De positieve prijseffecten van groen en water bij de ontwikkeling van een nieuw woongebied moeten in financieel opzicht concurreren met andere ‘opbrenstendragers’, zoals uitgifte voor woningbouw. Zeker in een krappe woningmarkt, zal groen en water niet op de voorhand die concurrentieslag winnen. In die situaties zal het vraagstuk van verrekening van prijseffecten voor ontwikkelaars minder relevant zijn, omdat het absolute rendement in de meeste gevallen lijdt onder een dergelijke ontwikkeling.

Aan de hand van de uitkomsten van een nauwkeurig uitgewerkte testcase kan geconcludeerd worden dat door middel van de aanleg van water en groen door de ontwikkelaar, het eventuele waardeverhogende effect ervan voor woningen als substituut kan dienen voor het minder aantal woningen dat kan worden gerealiseerd en de extra kosten die voor water en groen moeten worden gemaakt.

Verrekening van prijseffecten zal echter alleen financieel relevant worden in een woningmarkt die gekenmerkt wordt door een (luxe) vraag naar natuurrijk wonen gepaard aan schaars aanbod ervan. Gezien de toenemende kwalitatieve vraag naar ‘natuurrijke’ woonmilieus de komende decennia, is de vraag reëel of deze situatie niet binnen afzienbare termijn een algemeen marktgegeven zal worden.

6.4 Besluit

Uit vele onderzoeken, waaronder het ‘Woningbehoefte Onderzoek’ (2004) en ‘Tussen wens en werkelijkheid’ (2007), blijkt dat de kwaliteit van een deel van de Nederlandse woningvoorraad en woonmilieus in veel opzichten niet meer voldoet aan de huidige eisen. Dit komt onder andere door de economische groei en de daarmee samenhangende vraag naar meer ruimte en kwaliteit, maar ook door de toenemende individualisering van de burger en de demografische ontwikkelingen. De traditionele ‘confectie-aanpak’ in de Nederlandse woningbouw kan in de kwalitatieve behoefte onvoldoende voorzien en zal daarom moeten worden aangepast.

De vraag naar kwalitatief hoogwaardige groene en blauwe woonmilieus neemt toe, ontwikkelend Nederland ziet in de meeste gevallen datzelfde groen en water echter vooral als een kostenpost. Toch heerst er bij ontwikkelaars wel het besef dat consumenten bereid zijn voor openbaar groen en water te betalen. De cijfers over waardestijging in dit onderzoek bevestigen dit besef. De volgende stap is dat in de praktijk erkend wordt dat groen en water een economische productiefactor vormen en dat er een duidelijk prijskaartje aan groen en water wordt gehangen. In gebiedsontwikkelingen wordt al het nodige groen en water aangelegd voor de vereiste waterberging, het gaat echter om het beetje extra dat voor de consument gerealiseerd wordt. Op deze manier snijdt het mes aan twee kanten: de vereiste waterberging levert iets op! Dit is echter makkelijker gezegd dan gedaan.

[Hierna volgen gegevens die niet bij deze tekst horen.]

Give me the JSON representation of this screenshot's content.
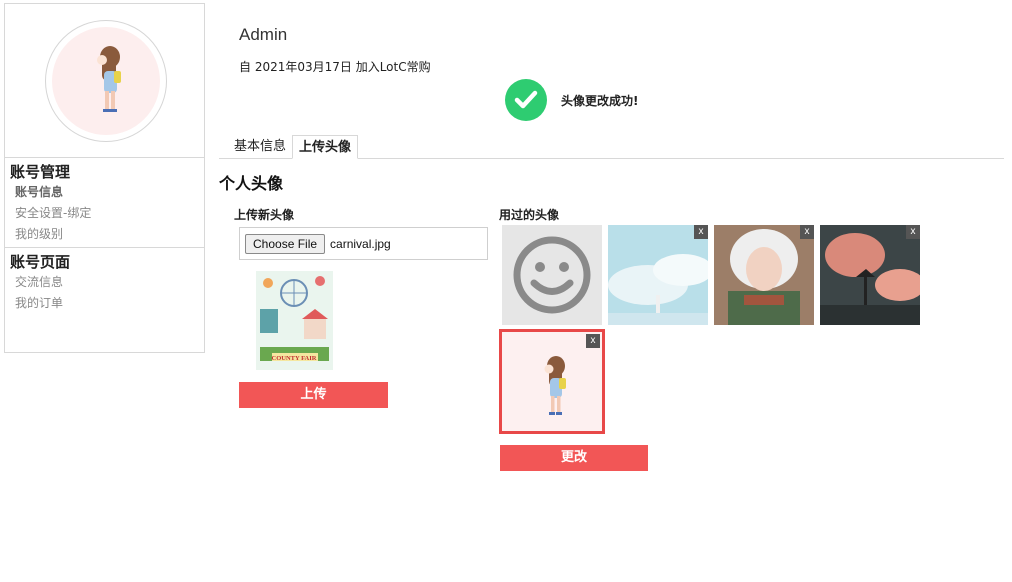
{
  "sidebar": {
    "sections": [
      {
        "title": "账号管理",
        "items": [
          "账号信息",
          "安全设置-绑定",
          "我的级别"
        ]
      },
      {
        "title": "账号页面",
        "items": [
          "交流信息",
          "我的订单"
        ]
      }
    ]
  },
  "header": {
    "username": "Admin",
    "joined": "自 2021年03月17日 加入LotC常购"
  },
  "notice": {
    "text": "头像更改成功!"
  },
  "tabs": [
    {
      "label": "基本信息"
    },
    {
      "label": "上传头像",
      "active": true
    }
  ],
  "section_title": "个人头像",
  "upload": {
    "title": "上传新头像",
    "file_button": "Choose File",
    "file_name": "carnival.jpg",
    "preview_text": "COUNTY FAIR",
    "button": "上传"
  },
  "used": {
    "title": "用过的头像",
    "close_label": "x",
    "button": "更改"
  },
  "colors": {
    "accent": "#f25656",
    "success": "#2ecc71",
    "selected_border": "#e84848"
  }
}
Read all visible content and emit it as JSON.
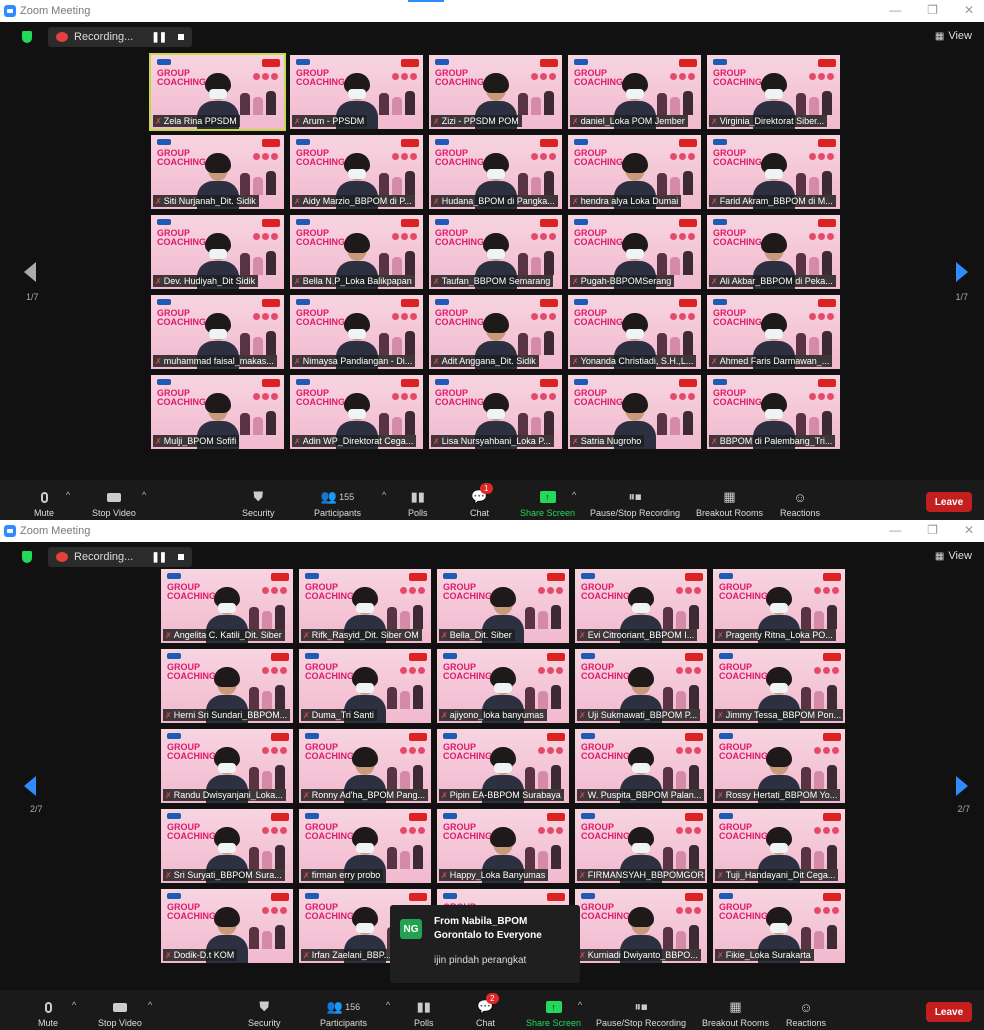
{
  "window1": {
    "title": "Zoom Meeting",
    "recording_label": "Recording...",
    "view_label": "View",
    "page_left": "1/7",
    "page_right": "1/7",
    "participants_count": "155",
    "chat_badge": "1",
    "participants": [
      "Zela Rina PPSDM",
      "Arum - PPSDM",
      "Zizi - PPSDM POM",
      "daniel_Loka POM Jember",
      "Virginia_Direktorat Siber...",
      "Siti Nurjanah_Dit. Sidik",
      "Aidy Marzio_BBPOM di P...",
      "Hudana_BPOM di Pangka...",
      "hendra alya Loka Dumai",
      "Farid Akram_BBPOM di M...",
      "Dev. Hudiyah_Dit Sidik",
      "Bella N.P_Loka Balikpapan",
      "Taufan_BBPOM Semarang",
      "Pugah-BBPOMSerang",
      "Ali Akbar_BBPOM di Peka...",
      "muhammad faisal_makas...",
      "Nimaysa Pandiangan - Di...",
      "Adit Anggana_Dit. Sidik",
      "Yonanda Christiadi, S.H.,L...",
      "Ahmed Faris Darmawan_...",
      "Mulji_BPOM Sofifi",
      "Adin WP_Direktorat Cega...",
      "Lisa Nursyahbani_Loka P...",
      "Satria Nugroho",
      "BBPOM di Palembang_Tri..."
    ]
  },
  "window2": {
    "title": "Zoom Meeting",
    "recording_label": "Recording...",
    "view_label": "View",
    "page_left": "2/7",
    "page_right": "2/7",
    "participants_count": "156",
    "chat_badge": "2",
    "participants": [
      "Angelita C. Katili_Dit. Siber",
      "Rifk_Rasyid_Dit. Siber OM",
      "Bella_Dit. Siber",
      "Evi Citrooriant_BBPOM I...",
      "Pragenty Ritna_Loka PO...",
      "Herni Sri Sundari_BBPOM...",
      "Duma_Tri Santi",
      "ajiyono_loka banyumas",
      "Uji Sukmawati_BBPOM P...",
      "Jimmy Tessa_BBPOM Pon...",
      "Randu Dwisyanjani_Loka...",
      "Ronny Ad'ha_BPOM Pang...",
      "Pipin EA-BBPOM Surabaya",
      "W. Puspita_BBPOM Palan...",
      "Rossy Hertati_BBPOM Yo...",
      "Sri Suryati_BBPOM Sura...",
      "firman erry probo",
      "Happy_Loka Banyumas",
      "FIRMANSYAH_BBPOMGOR...",
      "Tuji_Handayani_Dit Cega...",
      "Dodik-D.t KOM",
      "Irfan Zaelani_BBP...",
      "",
      "Kurniadi Dwiyanto_BBPO...",
      "Fikie_Loka Surakarta"
    ],
    "chat_popup": {
      "initials": "NG",
      "from_line1": "From Nabila_BPOM",
      "from_line2": "Gorontalo to Everyone",
      "message": "ijin pindah perangkat"
    }
  },
  "toolbar": {
    "mute": "Mute",
    "stop_video": "Stop Video",
    "security": "Security",
    "participants": "Participants",
    "polls": "Polls",
    "chat": "Chat",
    "share_screen": "Share Screen",
    "pause_recording": "Pause/Stop Recording",
    "breakout": "Breakout Rooms",
    "reactions": "Reactions",
    "leave": "Leave"
  },
  "background_text": {
    "line1": "GROUP",
    "line2": "COACHING"
  },
  "colors": {
    "accent": "#2d8cff",
    "share_green": "#23d959",
    "leave_red": "#c41f1f",
    "active_speaker": "#c5d94a"
  }
}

In dit onderzoek is er gebruik gemaakt van meerdere casestudies en een testcase. Het werken met casestudies had diverse consequenties voor de uitvoering van het onderzoek en de aard van de gevonden resultaten. Een eerste consequentie is dat men aangewezen is op vergelijking van waarnemingsresultaten van de vier cases. Een tweede karakteristiek is dat door middel van de casestudies veel meer in de diepte dan in de breedte is gewerkt. De beantwoording van de centrale vraagstelling is gebaseerd op de uitkomsten van de testcase.

De veelheid aan verschijningsvormen, de invloed van sociaal-culturele en sociaaleconomische woonomgevingkenmerken en de regionale woningmarkt maken dat er niet een eenduidig beeld kan worden weergeven van het effect van water en groen op de waarde van een woning in zijn omgeving.

Om optimaal te kunnen profiteren van het waardeverhogende effect van water en groen is het daarom noodzakelijk onderzoek naar deze effecten te blijven doen.

Literatuur

Anderson, L.M. & H.K. Cordell (1985). Residential property values improved by landscaping with trees. Southern Journal of Applied Forestry 9: 162-166.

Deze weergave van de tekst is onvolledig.